Overeating can be a sign of emotional eating. Sometimes, we reach for food when we’re stressed or sad. Other times, we eat out of boredom or as a way to reward ourselves. Some experts believe that emotional eating is a form of self-soothing, but eating emotionally can be a slippery slope for many people, especially women. As their emotional eating escalates, they start to gain weight.
But overeating doesn’t have to be inevitable. In fact, there are a couple of things you can do to take control of your eating habits.
- First, try to become aware of when you’re emotional eating. As you start recognizing when this happens, you can take steps to end it.
- Next, learn to recognize triggers for your emotional eating. Are there certain foods that send you into a tailspin? For example, some people eat more when they’re stressed because it’s easier to turn to food than to deal with their emotions.

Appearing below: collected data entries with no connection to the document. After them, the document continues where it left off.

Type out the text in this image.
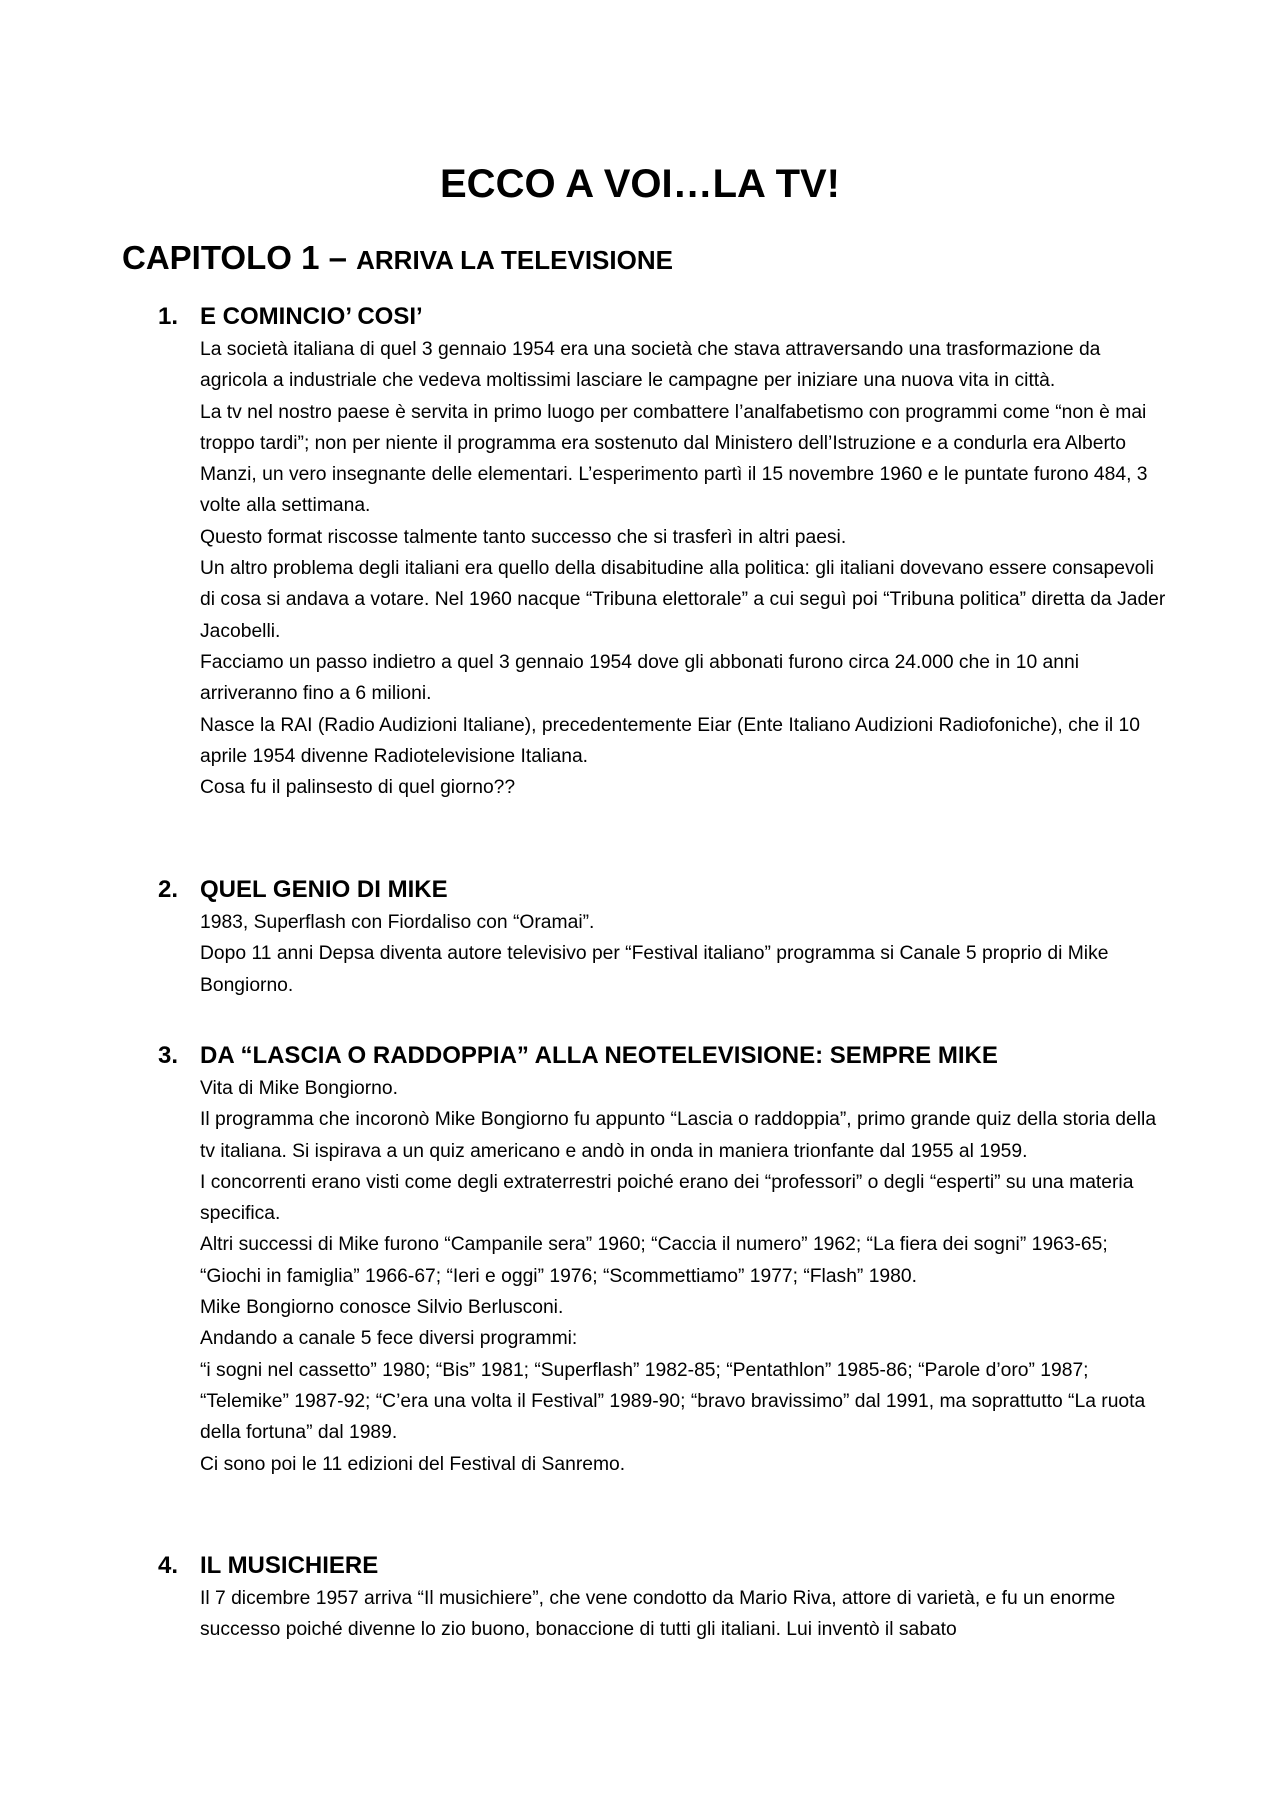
ECCO A VOI…LA TV!
CAPITOLO 1 – ARRIVA LA TELEVISIONE
1. E COMINCIO’ COSI’
La società italiana di quel 3 gennaio 1954 era una società che stava attraversando una trasformazione da agricola a industriale che vedeva moltissimi lasciare le campagne per iniziare una nuova vita in città.
La tv nel nostro paese è servita in primo luogo per combattere l’analfabetismo con programmi come “non è mai troppo tardi”; non per niente il programma era sostenuto dal Ministero dell’Istruzione e a condurla era Alberto Manzi, un vero insegnante delle elementari. L’esperimento partì il 15 novembre 1960 e le puntate furono 484, 3 volte alla settimana.
Questo format riscosse talmente tanto successo che si trasferì in altri paesi.
Un altro problema degli italiani era quello della disabitudine alla politica: gli italiani dovevano essere consapevoli di cosa si andava a votare. Nel 1960 nacque “Tribuna elettorale” a cui seguì poi “Tribuna politica” diretta da Jader Jacobelli.
Facciamo un passo indietro a quel 3 gennaio 1954 dove gli abbonati furono circa 24.000 che in 10 anni arriveranno fino a 6 milioni.
Nasce la RAI (Radio Audizioni Italiane), precedentemente Eiar (Ente Italiano Audizioni Radiofoniche), che il 10 aprile 1954 divenne Radiotelevisione Italiana.
Cosa fu il palinsesto di quel giorno??
2. QUEL GENIO DI MIKE
1983, Superflash con Fiordaliso con “Oramai”.
Dopo 11 anni Depsa diventa autore televisivo per “Festival italiano” programma si Canale 5 proprio di Mike Bongiorno.
3. DA “LASCIA O RADDOPPIA” ALLA NEOTELEVISIONE: SEMPRE MIKE
Vita di Mike Bongiorno.
Il programma che incoronò Mike Bongiorno fu appunto “Lascia o raddoppia”, primo grande quiz della storia della tv italiana. Si ispirava a un quiz americano e andò in onda in maniera trionfante dal 1955 al 1959.
I concorrenti erano visti come degli extraterrestri poiché erano dei “professori” o degli “esperti” su una materia specifica.
Altri successi di Mike furono “Campanile sera” 1960; “Caccia il numero” 1962; “La fiera dei sogni” 1963-65; “Giochi in famiglia” 1966-67; “Ieri e oggi” 1976; “Scommettiamo” 1977; “Flash” 1980.
Mike Bongiorno conosce Silvio Berlusconi.
Andando a canale 5 fece diversi programmi:
“i sogni nel cassetto” 1980; “Bis” 1981; “Superflash” 1982-85; “Pentathlon” 1985-86; “Parole d’oro” 1987; “Telemike” 1987-92; “C’era una volta il Festival” 1989-90; “bravo bravissimo” dal 1991, ma soprattutto “La ruota della fortuna” dal 1989.
Ci sono poi le 11 edizioni del Festival di Sanremo.
4. IL MUSICHIERE
Il 7 dicembre 1957 arriva “Il musichiere”, che vene condotto da Mario Riva, attore di varietà, e fu un enorme successo poiché divenne lo zio buono, bonaccione di tutti gli italiani. Lui inventò il sabato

- Finally, practice mindfulness and self-soothing.
Mindfulness is the practice of being aware of your thoughts, feelings, and actions. When you have a stressful day at work, try practicing mindfulness by focusing your mind on your breath. This will help you calm down instead of reaching for a snack.
To practice mindful eating, focus on the following tips
- Whenever you eat, please take a moment to be mindful of what you’re eating and how it’s making you feel. Often when you’re eating, you’re so focused on what you’re putting in your mouth that you aren’t enjoying the actual food.
- Mindful eating is a process of reconnecting with your body, the food you eat, and the experience of eating.
- Mindful eating begins with being fully present in the moment. Mindfulness means being completely aware of the present moment, whatever it may be — whether you’re chewing your food, drinking your coffee or working on your laptop.
- Mindful eating involves bringing your full attention to the act of eating and paying attention to the flavors, textures, and smells of the food you’re eating.